Селия нервничала и злилась на себя за это. «Дурочка, – говорила она себе, – он только посмеется над тобой». Скрыв волнение, она подошла к мольберту и, сложив руки на груди, взглянула на почти законченную акварель. Жюстин остановился у нее за спиной.
На акварели был изображен ручей: зловещие тени, гирлянды исландского мха, свисавшие с вековых деревьев; ветви их напоминали протянутые вверх руки. Темно-зеленые, серые, синие тона. Каждый мазок кисти выдавал страх художника перед этим местом.
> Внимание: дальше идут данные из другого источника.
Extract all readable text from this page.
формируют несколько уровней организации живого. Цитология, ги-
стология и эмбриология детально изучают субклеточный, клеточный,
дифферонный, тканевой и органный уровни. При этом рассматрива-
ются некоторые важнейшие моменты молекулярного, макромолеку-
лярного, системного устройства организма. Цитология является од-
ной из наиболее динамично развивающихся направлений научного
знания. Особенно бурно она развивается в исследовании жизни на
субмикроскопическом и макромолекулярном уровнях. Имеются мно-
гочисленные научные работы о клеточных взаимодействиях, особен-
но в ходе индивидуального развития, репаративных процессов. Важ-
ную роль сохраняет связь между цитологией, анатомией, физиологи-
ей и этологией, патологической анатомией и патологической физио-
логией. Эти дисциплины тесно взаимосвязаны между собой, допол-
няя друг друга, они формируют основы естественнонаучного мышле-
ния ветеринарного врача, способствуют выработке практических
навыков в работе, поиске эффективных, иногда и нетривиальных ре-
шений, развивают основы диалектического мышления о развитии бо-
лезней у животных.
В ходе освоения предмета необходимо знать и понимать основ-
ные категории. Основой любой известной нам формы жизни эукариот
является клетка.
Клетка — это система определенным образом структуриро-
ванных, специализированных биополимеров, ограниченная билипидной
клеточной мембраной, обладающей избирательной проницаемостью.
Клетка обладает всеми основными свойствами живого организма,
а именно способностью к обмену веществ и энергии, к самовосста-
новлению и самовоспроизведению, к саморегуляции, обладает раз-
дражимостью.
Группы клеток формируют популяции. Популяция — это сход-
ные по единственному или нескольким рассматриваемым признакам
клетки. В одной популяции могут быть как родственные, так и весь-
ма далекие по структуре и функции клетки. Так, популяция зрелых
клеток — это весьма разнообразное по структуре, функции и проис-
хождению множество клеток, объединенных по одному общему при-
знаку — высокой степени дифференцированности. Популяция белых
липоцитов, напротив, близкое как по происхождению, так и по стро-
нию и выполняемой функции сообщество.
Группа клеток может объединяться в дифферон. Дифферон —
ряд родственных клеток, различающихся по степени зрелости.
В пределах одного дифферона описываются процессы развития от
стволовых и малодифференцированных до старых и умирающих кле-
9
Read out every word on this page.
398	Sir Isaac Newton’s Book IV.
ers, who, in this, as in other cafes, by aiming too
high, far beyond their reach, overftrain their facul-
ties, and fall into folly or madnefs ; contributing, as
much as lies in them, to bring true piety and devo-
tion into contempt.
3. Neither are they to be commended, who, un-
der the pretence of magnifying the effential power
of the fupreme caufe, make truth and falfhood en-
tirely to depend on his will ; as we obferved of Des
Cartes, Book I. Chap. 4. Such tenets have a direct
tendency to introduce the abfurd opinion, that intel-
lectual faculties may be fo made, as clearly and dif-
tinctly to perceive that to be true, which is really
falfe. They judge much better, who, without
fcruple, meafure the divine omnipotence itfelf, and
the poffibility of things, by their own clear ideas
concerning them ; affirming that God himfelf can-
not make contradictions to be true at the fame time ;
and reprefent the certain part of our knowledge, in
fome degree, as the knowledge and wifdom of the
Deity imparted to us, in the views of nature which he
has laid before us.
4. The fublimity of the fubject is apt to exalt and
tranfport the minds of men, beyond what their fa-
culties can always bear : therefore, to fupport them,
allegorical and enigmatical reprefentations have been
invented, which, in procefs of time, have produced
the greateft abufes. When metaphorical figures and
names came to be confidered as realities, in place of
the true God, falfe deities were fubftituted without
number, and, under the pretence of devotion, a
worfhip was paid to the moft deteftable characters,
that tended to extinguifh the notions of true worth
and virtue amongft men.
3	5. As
– Ручей не всегда так мрачен, – сказал Жюстин.
– На мой взгляд, всегда.
– Иногда там бывает очень красиво.
Жюстин отошел от мольберта и стал разглядывать рисунки, разбросанные по комнате. Он улыбнулся, узнав усталого кучера и лакея, ожидавших господ перед домом. На одном рисунке был изображен Максимилиан верхом на лошади – у отца гордо вздернут подбородок, он уверенно сидит в седле. Оглянувшись через плечо на Селию, Жюстин улыбнулся, и она немного успокоилась. Ему понравились ее работы, изящные, написанные легкими мазками. Может быть, ему просто нравится, даже слишком нравится, художник? Впрочем, какая разница почему. Просто понравились – и все тут?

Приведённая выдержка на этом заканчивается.